It was the summer of 1940, and World War II had been raging for nearly a year. Buoyed by his successes on the Continent, Hitler was now planning an invasion of England to seal Europe's fate.
Though the United States was still a neutral country, a few Americans decided they couldn't remain on the sidelines. They joined Britain's Royal Air Force to defend the country - with the future of civilization hanging in the balance.
The Few tells the dramatic and unforgettable story of these Americans who defied their own country's neutrality laws and risked their very citizenship to fight side-by-side with England's finest pilots. Flying the lethal and elegant Spitfire, they became "knights of the air" who, with minimal training but plenty of guts, dueled the skilled and fearsome aces of Germany's Luftwaffe.

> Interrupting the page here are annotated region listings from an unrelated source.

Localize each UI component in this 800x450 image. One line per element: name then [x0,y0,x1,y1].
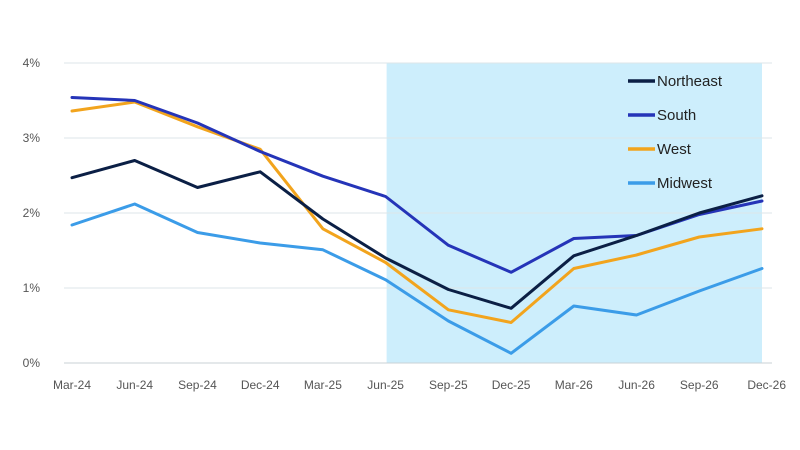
x-tick-label: Jun-26 [618,378,655,392]
y-tick-label: 4% [23,56,41,70]
legend-label-west: West [657,141,692,158]
series-line-west [70,100,764,324]
y-tick-label: 0% [23,356,41,370]
x-tick-label: Sep-25 [429,378,468,392]
y-axis-ticks: 0% 1% 2% 3% 4% [23,56,41,370]
series-lines [70,96,764,355]
x-tick-label: Sep-26 [680,378,719,392]
legend-label-south: South [657,107,696,124]
grid-lines [64,62,772,364]
y-tick-label: 1% [23,281,41,295]
x-tick-label: Mar-26 [555,378,593,392]
x-tick-label: Mar-24 [53,378,91,392]
x-tick-label: Jun-24 [116,378,153,392]
legend-label-northeast: Northeast [657,73,723,90]
legend: Northeast South West Midwest [628,73,723,192]
series-line-northeast [70,159,764,310]
x-tick-label: Dec-25 [492,378,531,392]
x-tick-label: Dec-26 [747,378,786,392]
x-tick-label: Dec-24 [241,378,280,392]
x-tick-label: Sep-24 [178,378,217,392]
y-tick-label: 3% [23,131,41,145]
x-tick-label: Mar-25 [304,378,342,392]
x-axis-ticks: Mar-24 Jun-24 Sep-24 Dec-24 Mar-25 Jun-25 Sep-… [53,378,786,392]
x-tick-label: Jun-25 [367,378,404,392]
y-tick-label: 2% [23,206,41,220]
series-line-midwest [70,202,764,355]
legend-label-midwest: Midwest [657,175,713,192]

By October 1940, they had helped England win the greatest air battle in the history of aviation. Some five years later, at war's end, just one of them would be alive. Winston Churchill once said famously of all those who fought in the Battle of Britain, "Never in the field of human conflict was so much owed by so many to so few." These daring Americans were the few among the "few."
Alex Kershaw is the author of the widely acclaimed books The Bedford Boys, The Longest Winter and two biographies: Jack London and, more recently, Blood and Champagne: The Life and Times of Robert Capa. He has been a journalist and a screenwriter in Britain and now lives in Bennington, Vermont.